It took me a long time to work up to this point, but I am finally ready to admit the truth:
I’m a lightweight, and proud of it.
In a game dominated by those throwing max weight drivers in search of the biggest distance – and, in many cases, ego – possible, I am man enough to admit that I am perfectly content throwing my Latitude 64 Opto Diamond for most drives. Standing out on the fairway with its hot pink hue and weighing in at a whopping 154 grams, it is now a staple of my game.
In fact, I am building all of my drivers around this weight class for the foreseeable future, and I am quite pleased with the results so far.
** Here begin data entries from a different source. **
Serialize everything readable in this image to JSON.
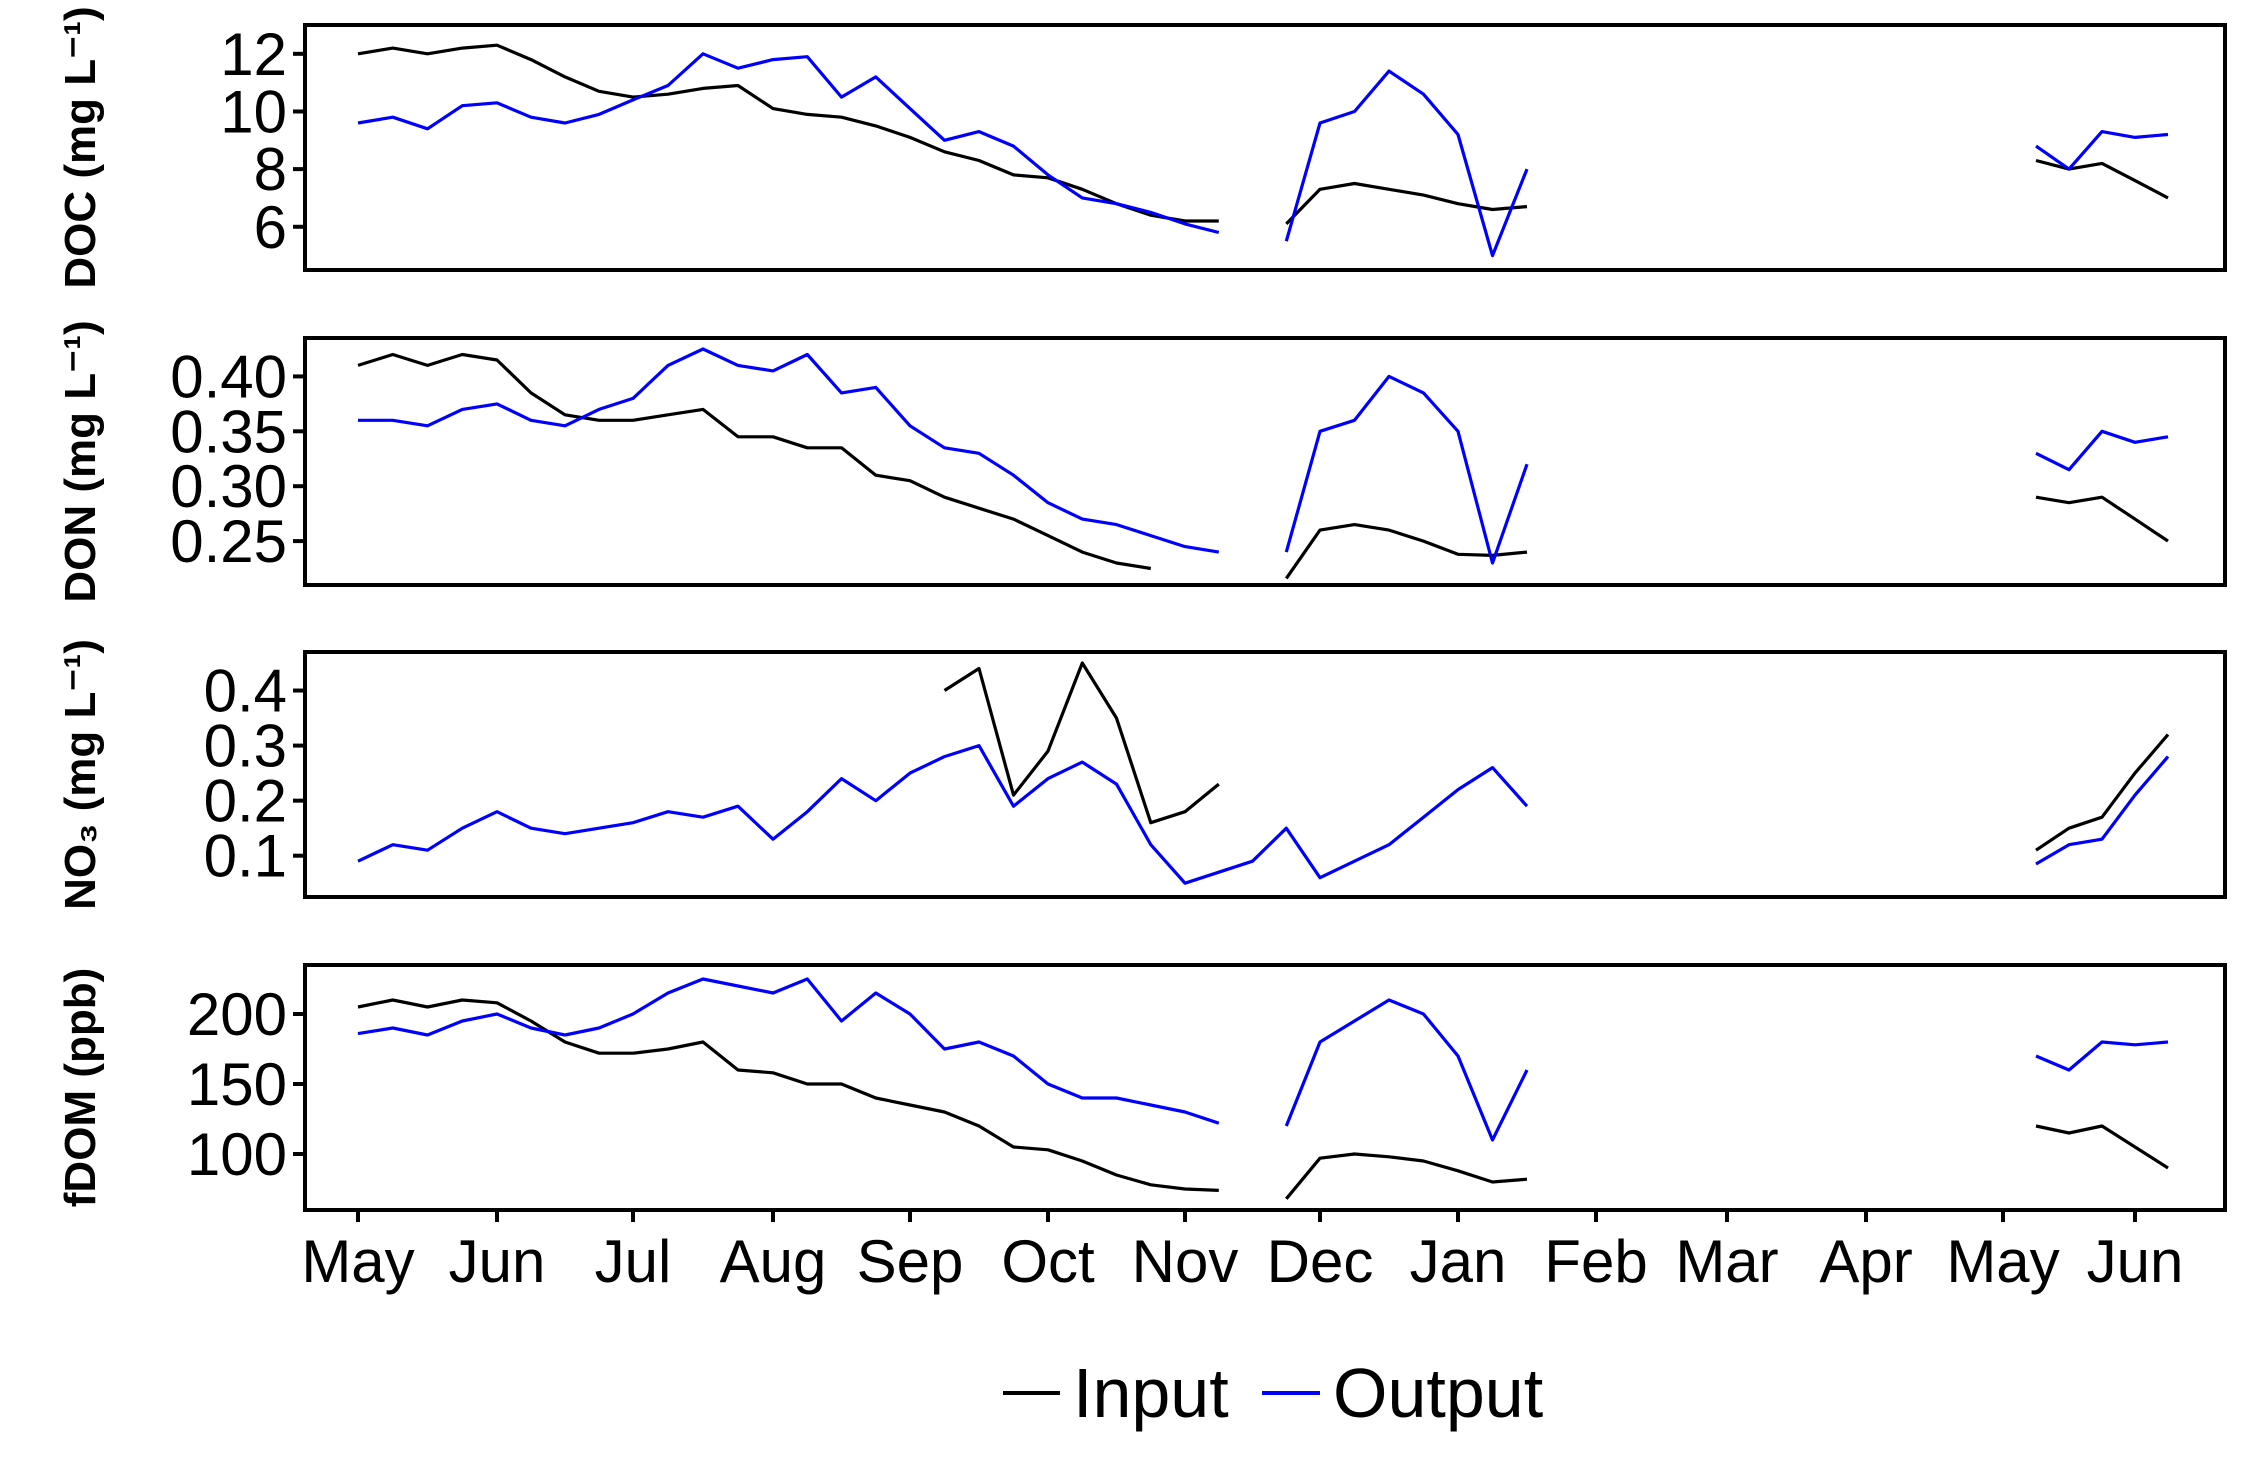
{
  "legend": {
    "items": [
      {
        "label": "Input",
        "color": "#000000"
      },
      {
        "label": "Output",
        "color": "#0000ff"
      }
    ]
  },
  "x_axis": {
    "tick_labels": [
      "May",
      "Jun",
      "Jul",
      "Aug",
      "Sep",
      "Oct",
      "Nov",
      "Dec",
      "Jan",
      "Feb",
      "Mar",
      "Apr",
      "May",
      "Jun"
    ]
  },
  "chart_data": [
    {
      "type": "line",
      "ylabel": "DOC (mg L⁻¹)",
      "ylim": [
        4.5,
        13
      ],
      "yticks": [
        6,
        8,
        10,
        12
      ],
      "x": [
        0,
        0.25,
        0.5,
        0.75,
        1,
        1.25,
        1.5,
        1.75,
        2,
        2.25,
        2.5,
        2.75,
        3,
        3.25,
        3.5,
        3.75,
        4,
        4.25,
        4.5,
        4.75,
        5,
        5.25,
        5.5,
        5.75,
        6,
        6.25,
        6.5,
        6.75,
        7,
        7.25,
        7.5,
        7.75,
        8,
        8.25,
        8.5,
        8.75,
        9,
        9.25,
        9.5,
        9.75,
        10,
        10.25,
        10.5,
        10.75,
        11,
        11.25,
        11.5,
        11.75,
        12,
        12.25,
        12.5,
        12.75,
        13,
        13.25
      ],
      "series": [
        {
          "name": "Input",
          "color": "#000000",
          "values": [
            12.0,
            12.2,
            12.0,
            12.2,
            12.3,
            11.8,
            11.2,
            10.7,
            10.5,
            10.6,
            10.8,
            10.9,
            10.1,
            9.9,
            9.8,
            9.5,
            9.1,
            8.6,
            8.3,
            7.8,
            7.7,
            7.3,
            6.8,
            6.4,
            6.2,
            6.2,
            null,
            6.1,
            7.3,
            7.5,
            7.3,
            7.1,
            6.8,
            6.6,
            6.7,
            null,
            null,
            null,
            null,
            null,
            null,
            null,
            null,
            null,
            null,
            null,
            null,
            null,
            null,
            8.3,
            8.0,
            8.2,
            7.6,
            7.0
          ]
        },
        {
          "name": "Output",
          "color": "#0000ff",
          "values": [
            9.6,
            9.8,
            9.4,
            10.2,
            10.3,
            9.8,
            9.6,
            9.9,
            10.4,
            10.9,
            12.0,
            11.5,
            11.8,
            11.9,
            10.5,
            11.2,
            10.1,
            9.0,
            9.3,
            8.8,
            7.8,
            7.0,
            6.8,
            6.5,
            6.1,
            5.8,
            null,
            5.5,
            9.6,
            10.0,
            11.4,
            10.6,
            9.2,
            5.0,
            8.0,
            null,
            null,
            null,
            null,
            null,
            null,
            null,
            null,
            null,
            null,
            null,
            null,
            null,
            null,
            8.8,
            8.0,
            9.3,
            9.1,
            9.2
          ]
        }
      ]
    },
    {
      "type": "line",
      "ylabel": "DON (mg L⁻¹)",
      "ylim": [
        0.21,
        0.435
      ],
      "yticks": [
        0.25,
        0.3,
        0.35,
        0.4
      ],
      "x": [
        0,
        0.25,
        0.5,
        0.75,
        1,
        1.25,
        1.5,
        1.75,
        2,
        2.25,
        2.5,
        2.75,
        3,
        3.25,
        3.5,
        3.75,
        4,
        4.25,
        4.5,
        4.75,
        5,
        5.25,
        5.5,
        5.75,
        6,
        6.25,
        6.5,
        6.75,
        7,
        7.25,
        7.5,
        7.75,
        8,
        8.25,
        8.5,
        8.75,
        9,
        9.25,
        9.5,
        9.75,
        10,
        10.25,
        10.5,
        10.75,
        11,
        11.25,
        11.5,
        11.75,
        12,
        12.25,
        12.5,
        12.75,
        13,
        13.25
      ],
      "series": [
        {
          "name": "Input",
          "color": "#000000",
          "values": [
            0.41,
            0.42,
            0.41,
            0.42,
            0.415,
            0.385,
            0.365,
            0.36,
            0.36,
            0.365,
            0.37,
            0.345,
            0.345,
            0.335,
            0.335,
            0.31,
            0.305,
            0.29,
            0.28,
            0.27,
            0.255,
            0.24,
            0.23,
            0.225,
            null,
            null,
            null,
            0.216,
            0.26,
            0.265,
            0.26,
            0.25,
            0.238,
            0.237,
            0.24,
            null,
            null,
            null,
            null,
            null,
            null,
            null,
            null,
            null,
            null,
            null,
            null,
            null,
            null,
            0.29,
            0.285,
            0.29,
            0.27,
            0.25
          ]
        },
        {
          "name": "Output",
          "color": "#0000ff",
          "values": [
            0.36,
            0.36,
            0.355,
            0.37,
            0.375,
            0.36,
            0.355,
            0.37,
            0.38,
            0.41,
            0.425,
            0.41,
            0.405,
            0.42,
            0.385,
            0.39,
            0.355,
            0.335,
            0.33,
            0.31,
            0.285,
            0.27,
            0.265,
            0.255,
            0.245,
            0.24,
            null,
            0.24,
            0.35,
            0.36,
            0.4,
            0.385,
            0.35,
            0.23,
            0.32,
            null,
            null,
            null,
            null,
            null,
            null,
            null,
            null,
            null,
            null,
            null,
            null,
            null,
            null,
            0.33,
            0.315,
            0.35,
            0.34,
            0.345
          ]
        }
      ]
    },
    {
      "type": "line",
      "ylabel": "NO₃ (mg L⁻¹)",
      "ylim": [
        0.025,
        0.47
      ],
      "yticks": [
        0.1,
        0.2,
        0.3,
        0.4
      ],
      "x": [
        0,
        0.25,
        0.5,
        0.75,
        1,
        1.25,
        1.5,
        1.75,
        2,
        2.25,
        2.5,
        2.75,
        3,
        3.25,
        3.5,
        3.75,
        4,
        4.25,
        4.5,
        4.75,
        5,
        5.25,
        5.5,
        5.75,
        6,
        6.25,
        6.5,
        6.75,
        7,
        7.25,
        7.5,
        7.75,
        8,
        8.25,
        8.5,
        8.75,
        9,
        9.25,
        9.5,
        9.75,
        10,
        10.25,
        10.5,
        10.75,
        11,
        11.25,
        11.5,
        11.75,
        12,
        12.25,
        12.5,
        12.75,
        13,
        13.25
      ],
      "series": [
        {
          "name": "Input",
          "color": "#000000",
          "values": [
            null,
            null,
            null,
            null,
            null,
            null,
            null,
            null,
            null,
            null,
            null,
            null,
            null,
            null,
            null,
            null,
            null,
            0.4,
            0.44,
            0.21,
            0.29,
            0.45,
            0.35,
            0.16,
            0.18,
            0.23,
            null,
            null,
            null,
            null,
            null,
            null,
            null,
            null,
            null,
            null,
            null,
            null,
            null,
            null,
            null,
            null,
            null,
            null,
            null,
            null,
            null,
            null,
            null,
            0.11,
            0.15,
            0.17,
            0.25,
            0.32
          ]
        },
        {
          "name": "Output",
          "color": "#0000ff",
          "values": [
            0.09,
            0.12,
            0.11,
            0.15,
            0.18,
            0.15,
            0.14,
            0.15,
            0.16,
            0.18,
            0.17,
            0.19,
            0.13,
            0.18,
            0.24,
            0.2,
            0.25,
            0.28,
            0.3,
            0.19,
            0.24,
            0.27,
            0.23,
            0.12,
            0.05,
            0.07,
            0.09,
            0.15,
            0.06,
            0.09,
            0.12,
            0.17,
            0.22,
            0.26,
            0.19,
            null,
            null,
            null,
            null,
            null,
            null,
            null,
            null,
            null,
            null,
            null,
            null,
            null,
            null,
            0.085,
            0.12,
            0.13,
            0.21,
            0.28
          ]
        }
      ]
    },
    {
      "type": "line",
      "ylabel": "fDOM (ppb)",
      "ylim": [
        60,
        235
      ],
      "yticks": [
        100,
        150,
        200
      ],
      "x": [
        0,
        0.25,
        0.5,
        0.75,
        1,
        1.25,
        1.5,
        1.75,
        2,
        2.25,
        2.5,
        2.75,
        3,
        3.25,
        3.5,
        3.75,
        4,
        4.25,
        4.5,
        4.75,
        5,
        5.25,
        5.5,
        5.75,
        6,
        6.25,
        6.5,
        6.75,
        7,
        7.25,
        7.5,
        7.75,
        8,
        8.25,
        8.5,
        8.75,
        9,
        9.25,
        9.5,
        9.75,
        10,
        10.25,
        10.5,
        10.75,
        11,
        11.25,
        11.5,
        11.75,
        12,
        12.25,
        12.5,
        12.75,
        13,
        13.25
      ],
      "series": [
        {
          "name": "Input",
          "color": "#000000",
          "values": [
            205,
            210,
            205,
            210,
            208,
            195,
            180,
            172,
            172,
            175,
            180,
            160,
            158,
            150,
            150,
            140,
            135,
            130,
            120,
            105,
            103,
            95,
            85,
            78,
            75,
            74,
            null,
            68,
            97,
            100,
            98,
            95,
            88,
            80,
            82,
            null,
            null,
            null,
            null,
            null,
            null,
            null,
            null,
            null,
            null,
            null,
            null,
            null,
            null,
            120,
            115,
            120,
            105,
            90
          ]
        },
        {
          "name": "Output",
          "color": "#0000ff",
          "values": [
            186,
            190,
            185,
            195,
            200,
            190,
            185,
            190,
            200,
            215,
            225,
            220,
            215,
            225,
            195,
            215,
            200,
            175,
            180,
            170,
            150,
            140,
            140,
            135,
            130,
            122,
            null,
            120,
            180,
            195,
            210,
            200,
            170,
            110,
            160,
            null,
            null,
            null,
            null,
            null,
            null,
            null,
            null,
            null,
            null,
            null,
            null,
            null,
            null,
            170,
            160,
            180,
            178,
            180
          ]
        }
      ]
    }
  ]
}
It hasn’t always been like this, though. In fact, during my two-plus years of disc golfing, I have taken some bad advice, ignored some good, and felt some pain to finally get to this point.
Let’s start with the bad advice.
When I first started playing, I headed out to league night at my local course – not to play, but to learn. The president of the local club was nice enough to show me around and take a look in my bag, which at the time consisted of an Innova DX Valkyrie and the Leopard/Shark/Aviar trifecta found in the company’s starter pack sold in big box stores.
The president of the club flipped through my discs, turned them over and, looking at the “150” written on the underside of the starter pack trio, derisively said, “No. These are for ladies.”
While I was definitely put off by his tone and the insinuation that women weren’t skilled – something I found to be offensive, but didn’t speak up about due to my lack of comfort in the setting – I wanted to improve at disc golf. So, I quickly ditched the 150-class stuff and added some discs in the 170-gram range…
…and promptly had trouble throwing them. I guess that’s what I get for heeding close-minded advice.
So, after struggling with weights in the 170s, I cobbled up my pride and dropped down into the 160s. Why didn’t I go all the way into the 150s and just get it over with?
Stubbornness, if I had to guess.
Some months down the road, though, I had a great opportunity presented to me. When playing in a low-key Ice Bowl event, I was put on the same card as Innova Ambassador (and Rattling Chains contributor) Allen Risley. Watching him play all day, and seeing how easy everything looked, told me I was doing something wrong. When I asked him for some advice on smoothing out my form, he pointed to throwing lighter discs, as they would be less forgiving of form flaws and would still travel far if thrown correctly.
So, naturally, I rushed out the next day and stocked up on 150-class drivers, right?
Well, kind of. I bought a 150-gram Star Teebird and a Star Valkyrie of the same weight, and headed out to the course.
However, due to my lack of patience – shock of the century, but these discs didn’t fly well for me right off the bat, because I never gave them time – I ended up ditching my new toys and heading back into the 160-range.
And that’s how it stood, up until about three weeks ago. I am not sure what happened – whether a flaw in my form had worsened, or if I strained something off the disc golf course – but I started to experience sharp, stabbing pains in my throwing elbow. When I got home from the course, I was having problems even picking up my daughter. That just can’t happen.
So, after taking a couple days off and a boatload of Ibuprofen, I decided something in my game had to change.
Right around the same time, Will Schusterick released an extremely helpful driving tutorial video that really broke down form in an easy-to-digest fashion.
Thinking back to what Risley told me – that light discs are good learning tools – I decided to dig into the stash of discs I bought for my wife, grab the Diamond, and pore over the Schusterick video to rebuild my form.
And while this process has only been a few weeks in the making, I am excited about the results so far. I have made some nice shots with the Diamond that have required very little exertion, including a near-ace on a basket I normally never touch with a drive. And, best of all, my arm hasn’t been in any pain since I started throwing it.
So, I am making the full switch to 150-class drivers. I just added a light blue Star Teebird that makes my discs look like they are suited for a baby shower, and I am on the hunt for one more distance driver to add to the mix. I might suffer a bit in the wind, but I think that is a small price to pay for playing without pain.
In the meantime, my old drivers are sitting in a stack, longing to be thrown. And maybe they will be someday. But for now, I am proud to admit that I throw lightweight drivers, even if they are pink.